Bevor ich antworten konnte, hatte sie sich erhoben und den Raum verlassen. Ich zog mein Kleid aus und legte es ordentlich aufs Bett. Es hatte über Nacht ein paar Knitterfalten bekommen, aber vielleicht konnte Ginevra mir ein heißes Eisen bringen, um die Falten zu glätten. Als sie zurückkehrte, wusch ich mich mit heißem, mit Rosenblüten parfümiertem Wasser. Inzwischen hatte Ginevra eine von Maddalenas Brokatroben aus einer Truhe geholt und auf dem Bett ausgebreitet.
»Der meergrüne Atlas wird gut zu Euren Haaren passen«, entschied das Mädchen und half mir in das kostbare Kleid.
»Ich bekomme keine Luft«, schnaufte ich, als Ginevra die Schleifen des Mieders zuzog. Die Robe war schwer – wie viele Ellen Seide, wie viel Brokat und Spitze sollte ich künftig tragen?

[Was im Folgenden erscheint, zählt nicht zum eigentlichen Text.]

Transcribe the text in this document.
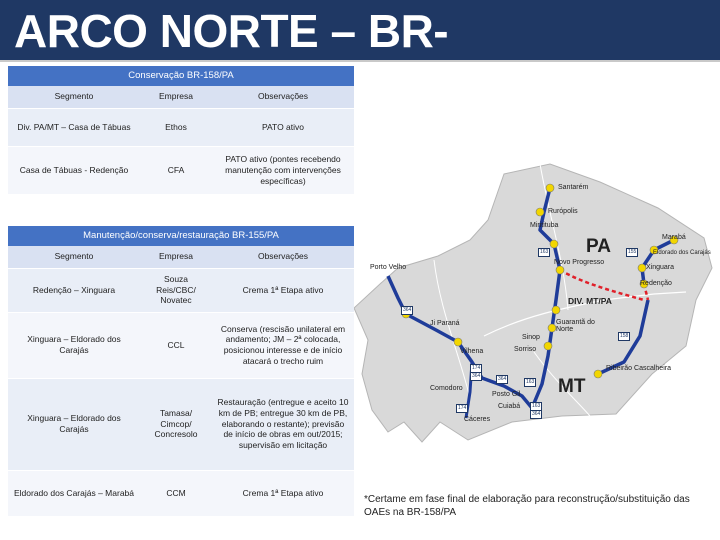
ARCO NORTE – BR-
Conservação BR-158/PA		
Segmento	Empresa	Observações
Div. PA/MT – Casa de Tábuas	Ethos	PATO ativo
Casa de Tábuas - Redenção	CFA	PATO ativo (pontes recebendo manutenção com intervenções específicas)
Manutenção/conserva/restauração BR-155/PA		
Segmento	Empresa	Observações
Redenção – Xinguara	Souza Reis/CBC/ Novatec	Crema 1ª Etapa ativo
Xinguara – Eldorado dos Carajás	CCL	Conserva (rescisão unilateral em andamento; JM – 2ª colocada, posicionou interesse e de início atacará o trecho ruim
Xinguara – Eldorado dos Carajás	Tamasa/ Cimcop/ Concresolo	Restauração (entregue e aceito 10 km de PB; entregue 30 km de PB, elaborando o restante); previsão de início de obras em out/2015; supervisão em licitação
Eldorado dos Carajás – Marabá	CCM	Crema 1ª Etapa ativo
Santarém
Rurópolis
Miritituba
Marabá
Eldorado dos Carajás
Novo Progresso
Xinguara
Porto Velho
Redenção
DIV. MT/PA
Guarantã do Norte
Ji Paraná
Sinop
Sorriso
Vilhena
Ribeirão Cascalheira
Comodoro
Posto Gil
Cuiabá
Cáceres
PA
MT
163	155
364
158
174
364	364	163
174	163
364
*Certame em fase final de elaboração para reconstrução/substituição das OAEs na BR-158/PA
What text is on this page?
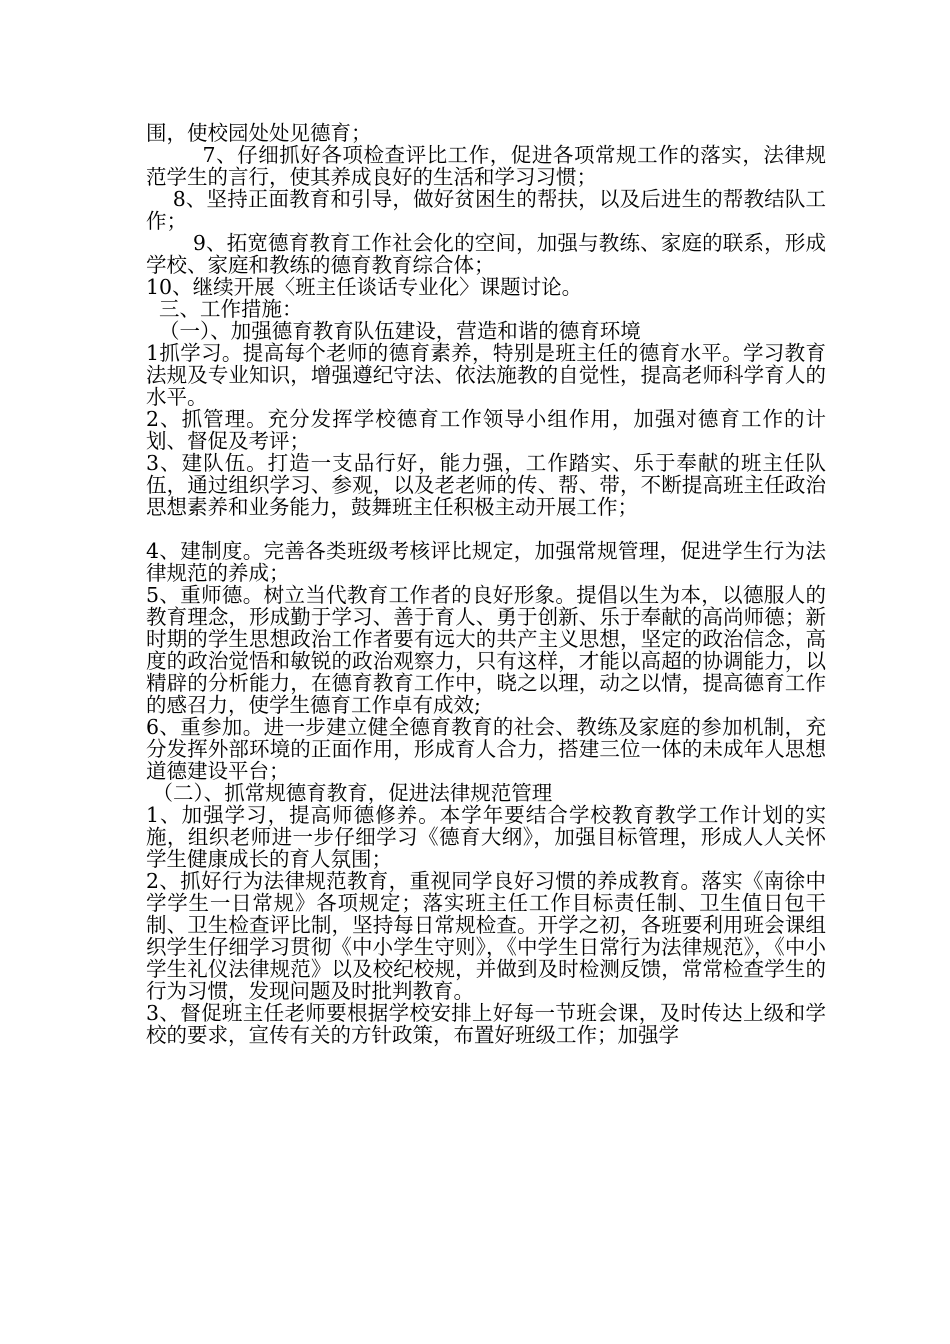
围，使校园处处见德育；

7、仔细抓好各项检查评比工作，促进各项常规工作的落实，法律规范学生的言行，使其养成良好的生活和学习习惯；

8、坚持正面教育和引导，做好贫困生的帮扶，以及后进生的帮教结队工作；

9、拓宽德育教育工作社会化的空间，加强与教练、家庭的联系，形成学校、家庭和教练的德育教育综合体；

10、继续开展〈班主任谈话专业化〉课题讨论。

三、工作措施：

（一）、加强德育教育队伍建设，营造和谐的德育环境

1抓学习。提高每个老师的德育素养，特别是班主任的德育水平。学习教育法规及专业知识，增强遵纪守法、依法施教的自觉性，提高老师科学育人的水平。

2、抓管理。充分发挥学校德育工作领导小组作用，加强对德育工作的计划、督促及考评；

3、建队伍。打造一支品行好，能力强，工作踏实、乐于奉献的班主任队伍，通过组织学习、参观，以及老老师的传、帮、带，不断提高班主任政治思想素养和业务能力，鼓舞班主任积极主动开展工作；

4、建制度。完善各类班级考核评比规定，加强常规管理，促进学生行为法律规范的养成；

5、重师德。树立当代教育工作者的良好形象。提倡以生为本，以德服人的教育理念，形成勤于学习、善于育人、勇于创新、乐于奉献的高尚师德；新时期的学生思想政治工作者要有远大的共产主义思想，坚定的政治信念，高度的政治觉悟和敏锐的政治观察力，只有这样，才能以高超的协调能力，以精辟的分析能力，在德育教育工作中，晓之以理，动之以情，提高德育工作的感召力，使学生德育工作卓有成效;

6、重参加。进一步建立健全德育教育的社会、教练及家庭的参加机制，充分发挥外部环境的正面作用，形成育人合力，搭建三位一体的未成年人思想道德建设平台；

（二）、抓常规德育教育，促进法律规范管理

1、加强学习，提高师德修养。本学年要结合学校教育教学工作计划的实施，组织老师进一步仔细学习《德育大纲》，加强目标管理，形成人人关怀学生健康成长的育人氛围；

2、抓好行为法律规范教育，重视同学良好习惯的养成教育。落实《南徐中学学生一日常规》各项规定；落实班主任工作目标责任制、卫生值日包干制、卫生检查评比制，坚持每日常规检查。开学之初，各班要利用班会课组织学生仔细学习贯彻《中小学生守则》，《中学生日常行为法律规范》，《中小学生礼仪法律规范》以及校纪校规，并做到及时检测反馈，常常检查学生的行为习惯，发现问题及时批判教育。

3、督促班主任老师要根据学校安排上好每一节班会课，及时传达上级和学校的要求，宣传有关的方针政策，布置好班级工作；加强学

Ginevra zupfte an den Ärmeln herum, bis das seidene Unterkleid durch jeden Ärmelschlitz zu sehen war. Schließlich steckte sie mir meine langen Haare auf und befestigte sie mit einer perlenbestickten Ghirlanda. Dann führte sie mich, begeistert von ihrem Werk, vor den Spiegel.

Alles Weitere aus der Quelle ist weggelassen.